私たちの研究は、アスリートに二次的な課題に集中するよう要求すると、下肢の生体力学が変化し、おそらく膝損傷のリスクが高まることを示す一連の文献の増加に貢献しています。したがって、研究室でスポーツ操作を研究しようとするときは、スポーツによる認知的要求が膝損傷のリスクを高める可能性があることを考慮する必要があります。また、私たちの調査結果は、トレーナーや臨床医が、競技中にアスリートが経験する二重の課題を考慮する必要性を強調しているようです。これは、アスリートに逆算させたり、注意を払わせたりするなど、動作課題に関連する認知的要求の増加さえも含まれるためです。ボールへの衝撃は、下肢の生体力学に影響を与えるのに十分です。着地は幅広いスポーツで使用される重要な運動動作であり、非接触スポーツにおける怪我のかなりの部分を引き起こします。

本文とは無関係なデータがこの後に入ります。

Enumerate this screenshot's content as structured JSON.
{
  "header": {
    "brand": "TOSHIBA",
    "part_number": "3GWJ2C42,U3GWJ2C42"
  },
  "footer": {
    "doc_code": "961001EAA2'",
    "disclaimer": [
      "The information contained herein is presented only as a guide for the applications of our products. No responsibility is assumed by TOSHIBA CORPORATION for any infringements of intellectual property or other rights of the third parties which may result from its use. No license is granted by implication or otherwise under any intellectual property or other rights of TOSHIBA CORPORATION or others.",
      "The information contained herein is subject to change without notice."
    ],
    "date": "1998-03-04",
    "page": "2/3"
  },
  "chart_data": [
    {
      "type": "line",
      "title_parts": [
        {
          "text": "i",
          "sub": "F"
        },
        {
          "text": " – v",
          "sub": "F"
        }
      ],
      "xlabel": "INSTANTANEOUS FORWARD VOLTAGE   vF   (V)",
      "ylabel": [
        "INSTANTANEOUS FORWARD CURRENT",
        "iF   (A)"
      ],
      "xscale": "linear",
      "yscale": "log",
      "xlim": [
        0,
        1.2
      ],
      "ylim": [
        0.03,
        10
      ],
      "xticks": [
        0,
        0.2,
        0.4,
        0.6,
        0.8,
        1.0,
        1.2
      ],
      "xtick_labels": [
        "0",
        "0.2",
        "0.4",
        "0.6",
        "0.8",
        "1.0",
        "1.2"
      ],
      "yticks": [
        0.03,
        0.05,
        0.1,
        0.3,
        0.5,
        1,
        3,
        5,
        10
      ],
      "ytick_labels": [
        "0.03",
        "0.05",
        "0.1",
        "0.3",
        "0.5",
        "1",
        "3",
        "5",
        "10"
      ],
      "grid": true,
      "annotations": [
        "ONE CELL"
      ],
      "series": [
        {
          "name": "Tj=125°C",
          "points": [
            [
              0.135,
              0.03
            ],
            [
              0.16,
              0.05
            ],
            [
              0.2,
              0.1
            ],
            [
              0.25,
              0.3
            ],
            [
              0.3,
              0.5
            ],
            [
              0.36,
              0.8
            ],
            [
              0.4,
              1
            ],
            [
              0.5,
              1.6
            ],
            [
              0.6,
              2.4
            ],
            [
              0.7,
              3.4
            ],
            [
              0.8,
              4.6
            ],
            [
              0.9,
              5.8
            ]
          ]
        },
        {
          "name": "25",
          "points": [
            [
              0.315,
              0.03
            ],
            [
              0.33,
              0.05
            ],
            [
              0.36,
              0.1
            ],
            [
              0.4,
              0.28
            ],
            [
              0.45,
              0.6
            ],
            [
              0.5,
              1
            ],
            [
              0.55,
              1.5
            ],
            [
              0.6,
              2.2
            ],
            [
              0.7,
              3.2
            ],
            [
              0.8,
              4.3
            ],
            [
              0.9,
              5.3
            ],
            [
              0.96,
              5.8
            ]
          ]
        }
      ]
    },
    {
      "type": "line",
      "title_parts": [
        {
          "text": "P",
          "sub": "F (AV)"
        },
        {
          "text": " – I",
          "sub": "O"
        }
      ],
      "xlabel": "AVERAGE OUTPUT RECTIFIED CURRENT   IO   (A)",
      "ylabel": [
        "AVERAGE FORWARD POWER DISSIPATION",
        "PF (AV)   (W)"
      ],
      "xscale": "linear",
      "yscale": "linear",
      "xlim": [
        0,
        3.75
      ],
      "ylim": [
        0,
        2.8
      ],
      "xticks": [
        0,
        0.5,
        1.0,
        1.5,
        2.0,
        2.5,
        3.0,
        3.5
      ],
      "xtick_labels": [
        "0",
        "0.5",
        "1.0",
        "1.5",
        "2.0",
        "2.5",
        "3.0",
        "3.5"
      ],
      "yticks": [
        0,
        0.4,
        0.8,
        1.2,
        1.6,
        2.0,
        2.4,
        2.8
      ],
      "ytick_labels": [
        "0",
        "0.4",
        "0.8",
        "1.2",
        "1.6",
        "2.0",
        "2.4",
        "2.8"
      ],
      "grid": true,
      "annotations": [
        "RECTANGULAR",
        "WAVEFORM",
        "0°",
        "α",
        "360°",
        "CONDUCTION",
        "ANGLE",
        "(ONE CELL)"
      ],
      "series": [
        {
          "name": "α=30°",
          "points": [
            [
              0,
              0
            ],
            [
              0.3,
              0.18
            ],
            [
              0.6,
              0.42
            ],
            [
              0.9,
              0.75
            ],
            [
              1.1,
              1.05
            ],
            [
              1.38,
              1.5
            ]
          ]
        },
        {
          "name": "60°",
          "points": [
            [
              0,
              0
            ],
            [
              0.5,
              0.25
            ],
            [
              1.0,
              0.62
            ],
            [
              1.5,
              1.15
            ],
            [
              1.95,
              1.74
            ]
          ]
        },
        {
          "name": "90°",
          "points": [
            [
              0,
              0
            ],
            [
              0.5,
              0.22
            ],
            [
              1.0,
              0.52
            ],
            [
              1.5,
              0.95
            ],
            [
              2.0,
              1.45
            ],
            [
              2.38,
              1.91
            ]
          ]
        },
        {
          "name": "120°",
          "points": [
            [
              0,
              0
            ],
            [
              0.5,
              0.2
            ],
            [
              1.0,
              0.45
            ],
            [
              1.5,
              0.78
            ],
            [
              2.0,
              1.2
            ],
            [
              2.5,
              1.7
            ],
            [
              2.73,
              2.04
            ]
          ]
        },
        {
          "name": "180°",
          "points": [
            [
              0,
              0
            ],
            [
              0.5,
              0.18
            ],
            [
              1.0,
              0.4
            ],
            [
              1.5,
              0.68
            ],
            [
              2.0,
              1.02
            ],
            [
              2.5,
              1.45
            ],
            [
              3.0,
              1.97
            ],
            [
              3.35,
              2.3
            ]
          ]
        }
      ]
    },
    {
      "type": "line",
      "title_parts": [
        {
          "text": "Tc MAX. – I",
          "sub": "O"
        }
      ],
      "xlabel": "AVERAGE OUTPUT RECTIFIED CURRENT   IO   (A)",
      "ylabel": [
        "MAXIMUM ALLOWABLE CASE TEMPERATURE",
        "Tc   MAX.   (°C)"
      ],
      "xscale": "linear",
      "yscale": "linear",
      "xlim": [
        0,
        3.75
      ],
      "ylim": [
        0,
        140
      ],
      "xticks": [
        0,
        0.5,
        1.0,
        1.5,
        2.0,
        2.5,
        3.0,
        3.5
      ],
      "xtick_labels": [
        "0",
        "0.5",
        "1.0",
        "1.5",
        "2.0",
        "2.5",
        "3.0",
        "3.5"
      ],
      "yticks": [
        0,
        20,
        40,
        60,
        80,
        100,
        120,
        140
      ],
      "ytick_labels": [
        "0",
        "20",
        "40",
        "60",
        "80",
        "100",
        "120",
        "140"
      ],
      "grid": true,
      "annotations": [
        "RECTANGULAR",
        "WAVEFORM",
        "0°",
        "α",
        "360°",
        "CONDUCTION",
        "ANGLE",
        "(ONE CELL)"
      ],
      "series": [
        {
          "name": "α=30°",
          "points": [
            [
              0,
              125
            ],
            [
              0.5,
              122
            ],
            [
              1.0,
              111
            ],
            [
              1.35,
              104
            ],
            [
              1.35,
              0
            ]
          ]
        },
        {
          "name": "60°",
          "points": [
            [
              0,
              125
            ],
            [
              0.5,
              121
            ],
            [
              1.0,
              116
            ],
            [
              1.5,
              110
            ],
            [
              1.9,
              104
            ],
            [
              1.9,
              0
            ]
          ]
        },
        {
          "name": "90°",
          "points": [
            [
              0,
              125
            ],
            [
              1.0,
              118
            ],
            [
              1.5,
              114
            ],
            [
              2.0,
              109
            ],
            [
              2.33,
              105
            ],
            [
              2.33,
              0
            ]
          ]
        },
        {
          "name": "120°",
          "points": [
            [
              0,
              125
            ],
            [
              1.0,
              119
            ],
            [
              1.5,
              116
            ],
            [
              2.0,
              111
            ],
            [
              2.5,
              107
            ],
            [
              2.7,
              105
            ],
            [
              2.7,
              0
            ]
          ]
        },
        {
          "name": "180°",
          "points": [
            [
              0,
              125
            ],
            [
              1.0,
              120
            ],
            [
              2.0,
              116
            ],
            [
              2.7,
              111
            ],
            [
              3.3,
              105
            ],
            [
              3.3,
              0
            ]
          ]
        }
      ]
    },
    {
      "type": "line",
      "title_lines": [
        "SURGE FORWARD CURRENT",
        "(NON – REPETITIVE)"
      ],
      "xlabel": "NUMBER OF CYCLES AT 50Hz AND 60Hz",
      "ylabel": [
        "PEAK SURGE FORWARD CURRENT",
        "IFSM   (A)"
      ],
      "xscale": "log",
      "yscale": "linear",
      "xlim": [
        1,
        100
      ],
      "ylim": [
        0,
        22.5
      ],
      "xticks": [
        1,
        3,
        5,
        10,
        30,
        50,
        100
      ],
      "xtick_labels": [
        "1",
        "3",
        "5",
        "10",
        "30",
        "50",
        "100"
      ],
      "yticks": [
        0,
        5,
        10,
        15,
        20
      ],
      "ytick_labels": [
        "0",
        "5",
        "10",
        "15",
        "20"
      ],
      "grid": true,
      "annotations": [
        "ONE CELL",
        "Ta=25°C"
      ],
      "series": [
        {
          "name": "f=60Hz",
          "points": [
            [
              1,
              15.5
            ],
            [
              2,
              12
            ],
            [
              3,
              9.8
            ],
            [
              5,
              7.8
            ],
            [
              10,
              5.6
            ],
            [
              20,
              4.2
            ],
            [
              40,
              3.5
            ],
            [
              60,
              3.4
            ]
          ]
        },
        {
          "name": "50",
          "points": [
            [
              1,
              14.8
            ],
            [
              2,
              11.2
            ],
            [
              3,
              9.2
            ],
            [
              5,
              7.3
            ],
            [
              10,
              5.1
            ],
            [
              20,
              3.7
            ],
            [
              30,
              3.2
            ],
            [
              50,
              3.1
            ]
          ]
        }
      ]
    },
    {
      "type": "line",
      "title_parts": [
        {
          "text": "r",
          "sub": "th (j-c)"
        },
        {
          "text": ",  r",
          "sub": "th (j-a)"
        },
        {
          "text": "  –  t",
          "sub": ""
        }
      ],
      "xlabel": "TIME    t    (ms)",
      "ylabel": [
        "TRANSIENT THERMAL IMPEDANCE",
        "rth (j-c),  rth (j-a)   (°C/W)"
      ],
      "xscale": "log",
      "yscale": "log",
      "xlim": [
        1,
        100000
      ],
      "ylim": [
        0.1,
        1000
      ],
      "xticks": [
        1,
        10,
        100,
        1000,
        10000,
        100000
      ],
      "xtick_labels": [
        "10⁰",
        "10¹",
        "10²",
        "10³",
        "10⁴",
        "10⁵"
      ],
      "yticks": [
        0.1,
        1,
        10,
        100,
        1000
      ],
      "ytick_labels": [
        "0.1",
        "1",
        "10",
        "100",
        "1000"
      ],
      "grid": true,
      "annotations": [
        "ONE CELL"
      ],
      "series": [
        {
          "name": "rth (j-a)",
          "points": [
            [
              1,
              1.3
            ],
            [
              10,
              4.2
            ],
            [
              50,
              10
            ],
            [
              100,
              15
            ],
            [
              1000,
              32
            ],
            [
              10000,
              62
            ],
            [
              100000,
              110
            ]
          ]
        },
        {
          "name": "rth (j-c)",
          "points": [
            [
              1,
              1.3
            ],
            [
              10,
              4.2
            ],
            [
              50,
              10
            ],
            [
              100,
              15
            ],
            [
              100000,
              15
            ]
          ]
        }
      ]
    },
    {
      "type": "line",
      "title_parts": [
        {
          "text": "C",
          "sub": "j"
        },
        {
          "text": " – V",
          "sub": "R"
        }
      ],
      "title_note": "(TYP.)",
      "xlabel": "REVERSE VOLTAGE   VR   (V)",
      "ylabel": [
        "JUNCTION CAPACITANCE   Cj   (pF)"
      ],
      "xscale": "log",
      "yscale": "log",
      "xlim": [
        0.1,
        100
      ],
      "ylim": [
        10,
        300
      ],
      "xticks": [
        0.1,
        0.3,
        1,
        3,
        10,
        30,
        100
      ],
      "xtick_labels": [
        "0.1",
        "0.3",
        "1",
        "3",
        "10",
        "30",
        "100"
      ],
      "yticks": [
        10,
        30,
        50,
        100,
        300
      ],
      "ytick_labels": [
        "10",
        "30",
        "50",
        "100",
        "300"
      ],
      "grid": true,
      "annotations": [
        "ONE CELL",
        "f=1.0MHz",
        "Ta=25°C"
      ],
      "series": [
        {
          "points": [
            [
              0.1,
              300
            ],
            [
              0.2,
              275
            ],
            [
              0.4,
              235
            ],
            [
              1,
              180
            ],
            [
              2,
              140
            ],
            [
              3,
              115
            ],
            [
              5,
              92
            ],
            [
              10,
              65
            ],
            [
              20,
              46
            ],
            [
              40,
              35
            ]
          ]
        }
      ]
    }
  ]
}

本研究は、DKV を有するアスリートと DKV を有しないアスリートでは、ジャンプ着地課題中の二重課題における下肢の運動と運動学が大きく異なることを実証しました。このように、デュアルタスクでは膝の外反が増加する一方、膝の屈曲は減少し、アスリートはさらなる怪我のリスクにさらされます。ジャンプ着地課題と組み合わせて認知課題を実行すると、安全なジャンプ着地を行うために必要な運動プログラムに破局的な影響を与える可能性があります。 DKV のアスリートは、ジャンプ着地課題を実行中に身を守ることができる可能性が低い可能性があるため、動的膝外反を患うアスリートの着地時の運動と運動学の変化を分析することで、下肢、特に下肢の損傷に関連する潜在的なメカニズムを特定できます。
まとめ
二重の課題は注意力の分散により怪我の可能性を倍増させる可能性があることが指摘されています。この研究は、動的膝外反の有無にかかわらず女性アスリートの運動学とジャンプ着地の運動学に対するデュアルタスクの影響を調査することを目的としました。この研究では、18 歳から 30 歳までのレクリエーション競技者 32 名が募集され、動的外反膝関節のあるグループ (n = 17) とそうでないグループ (n = 15) に分けられました。反射マーカーの 3D 位置は、8 台のカメラ Kestrel システム (カリフォルニア州サンタローザの Motion Analysis Corporation) を使用して 200 Hz で記録され、一方、地面反力は 2 つの隣接するフォース プレート (FP4060-NC) を使用して 1000 Hz で同期して記録されました。 ;Bertec Corporation、オハイオ州コロンバス)。ジャンプ着地の運動と運動学は、二重課題として後方桁を数えながら、また単一課題として後方桁を数えずに記録されました。一元配置反復分散測定を使用して、95% の有意水準 (α < 0.05) でデータを分析しました。この研究では、二重課題が両方のグループの股関節、膝関節、足関節の角度とモーメントに影響を与えたことがわかりました(P < 0.05)。さらに、デュアルタスクの効果は、股関節屈曲(P < 0.001)、膝外反(P < 0.001)、足関節の内旋(P = 0.001)の角度、および股関節のモーメントにおいて 2 つのグループ間で大きく異なりました。屈曲(P < 0.001)、股関節外転(P = 0.011)、膝関節屈曲(P = 0.017)、膝関節内旋(P < 0.001)、足関節背屈(P = 0.046)、足関節外旋(P < 0.001)、足関節内旋 ( P = 0.046)。動的外反膝を持つアスリートは、着地の際に身を守ることができず、下肢の損傷を起こしやすい可能性があります。その結果、着地時に動的外反膝を患うアスリートに運動と運動学を使用することは、下肢損傷やACL損傷の危険因子に関連する潜在的なメカニズムを特定するのにも役立つ可能性があります。